Esok harinya, kami sudah bersiap untuk melakukan tawaf wada’. Setelah tawaf kami langsung meninggalkan Mekah menuju Jedah dan menginap semalam di Jedah lalu terbang menuju tanah air. Begitu kami akan naik bis kulihat Bu Rohana sehat walafiat, seperti akan berangkat dari Padang dulu. Semua jamaah melihat kondisi tentu senang. Namun, banyak yang berbisik-bisik tidak jelas. Walaupun hanya bisik-bisik aku dapat juga menangkap isi bisik-bisik jemaah. Intinya, mereka mempertanyakan uang yang digunakannya untuk naik haji. Dari bisik-bisik itu, kudengar berbagai dugaan muncul.

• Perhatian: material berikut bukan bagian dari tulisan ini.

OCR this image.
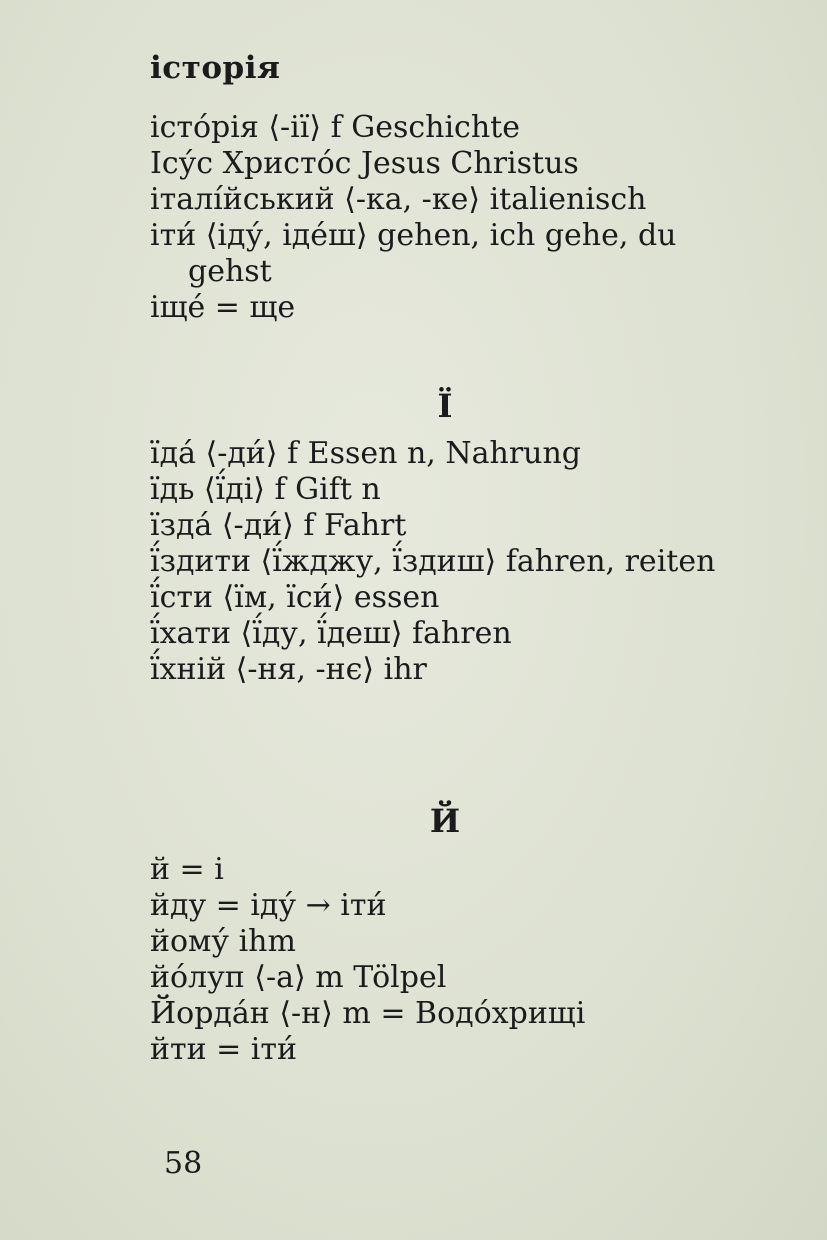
історія
істо́рія ⟨-ії⟩ f Geschichte
Ісу́с Христо́с Jesus Christus
італі́йський ⟨-ка, -ке⟩ italienisch
іти́ ⟨іду́, іде́ш⟩ gehen, ich gehe, du gehst
іще́ = ще
Ї
їда́ ⟨-ди́⟩ f Essen n, Nahrung
їдь ⟨ї́ді⟩ f Gift n
їзда́ ⟨-ди́⟩ f Fahrt
ї́здити ⟨ї́жджу, ї́здиш⟩ fahren, reiten
ї́сти ⟨їм, їси́⟩ essen
ї́хати ⟨ї́ду, ї́деш⟩ fahren
ї́хній ⟨-ня, -нє⟩ ihr
Й
й = і
йду = іду́ → іти́
йому́ ihm
йо́луп ⟨-а⟩ m Tölpel
Йорда́н ⟨-н⟩ m = Водо́хрищі
йти = іти́
58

Ketika hari kepulangan tiba, semua jamaah bergembira karena sebentar lagi akan kembali ke tanah air. Semua jamaah tentu berharap pulang dengan memperoleh haji yang mabrur. Setelah menyelesaikan urusan imigrasi, kami naik pesawat dengan tertib. Namun, antrian itu terkadang terhenti karena adanya jamaah yang tidak kuat membawa barang bawaannya sendiri. Dengan memakai baju putih baru dan membawa tetek bengek oleh-oleh di tangan kanan kiri, ada yang bergelantungan di bahu mereka menaiki tangga pesawat dengan susah.
Melihat hal itu aku jadi berpikir, mengapa orang kampungku, terutama ibu-ibu membeli banyak barang dari Mekah. Sudah jamak, para ibu-ibu membeli cangkir, gelas kecil, teko, termos berwana emas, tikar, sementara bapak-bapak membeli Sajadah, selimut, tikar, kopiah haji dan lain-lain. Sejatinya, barang-barang tersebut ada pasar Bukittinggi.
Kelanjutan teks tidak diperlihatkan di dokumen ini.